The Rocky staff pivoted to remote programming overnight, and made it all happen. I think it is no hyperbole to say they made Dartmouth happen. As one student said, “In a lot of my other Zoom classes, I have not had the opportunity to connect with my classmates on a deeper level. I felt like the small breakout rooms during RGLP allowed me to do that.” Connecting with classmates on a deeper level—isn’t that the beating heart of Dartmouth College? Excuse my enthusiasm: but take it from me, the faculty and staff at Rocky were tested this year like in no other. And they revealed what they are made of.

Yet the test is not over. Beyond our local situation, the urgency of our moment is intensified by the belated realization that racism and institutionalized racial discrimination are real—and that something must be done. Stephen Stills’ line from the 1967 single, “For What It’s Worth” comes to mind: “there’s something happening here; and what it is ain’t exactly clear.” Something’s happening, and a lot of something needs to change. The Rockefeller Center has a great role to play in inspiring and preparing our students to renovate their country and their world—even as the Center itself may need to change too, in ways that are not easy to predict.

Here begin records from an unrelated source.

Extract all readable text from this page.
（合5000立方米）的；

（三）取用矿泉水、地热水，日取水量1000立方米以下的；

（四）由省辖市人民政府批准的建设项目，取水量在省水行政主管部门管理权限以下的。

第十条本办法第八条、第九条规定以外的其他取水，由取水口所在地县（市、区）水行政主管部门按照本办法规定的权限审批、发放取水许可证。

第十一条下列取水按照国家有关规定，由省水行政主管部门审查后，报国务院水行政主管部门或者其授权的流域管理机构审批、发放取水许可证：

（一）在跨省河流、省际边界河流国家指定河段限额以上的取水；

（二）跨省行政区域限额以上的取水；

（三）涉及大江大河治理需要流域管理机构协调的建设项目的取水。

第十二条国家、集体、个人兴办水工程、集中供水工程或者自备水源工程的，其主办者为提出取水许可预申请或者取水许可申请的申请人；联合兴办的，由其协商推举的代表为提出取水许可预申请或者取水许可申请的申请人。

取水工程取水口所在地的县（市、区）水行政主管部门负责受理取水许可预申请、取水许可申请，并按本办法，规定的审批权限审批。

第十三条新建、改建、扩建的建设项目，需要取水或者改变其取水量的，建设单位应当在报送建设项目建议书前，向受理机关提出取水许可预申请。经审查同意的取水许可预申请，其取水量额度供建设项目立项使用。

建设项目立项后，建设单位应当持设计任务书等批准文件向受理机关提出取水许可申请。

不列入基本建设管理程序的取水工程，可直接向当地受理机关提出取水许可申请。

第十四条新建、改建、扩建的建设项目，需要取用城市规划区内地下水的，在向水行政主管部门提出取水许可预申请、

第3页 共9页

My confidence that Rocky will meet the challenge of our time is underlined by the arrival of our new director, Professor Jason Barabas, Dartmouth Class of 1993. Jason is a brilliant political scientist who specializes in American public opinion. With Jason’s leadership, with devotion that characterizes Ron Shaiko (the associate director) and Sadhana Hall (the deputy director) and indeed everyone at Rocky, I have no doubt that the Center will meet the challenge that the next year promises to bring. As we welcome Jason, let us resolve also to support him, and to offer him everything we can – our ideas, our work, our encouragement. If we show him what we’re made of, he will soon feel as grateful as I am to be part of the Rockefeller Center community.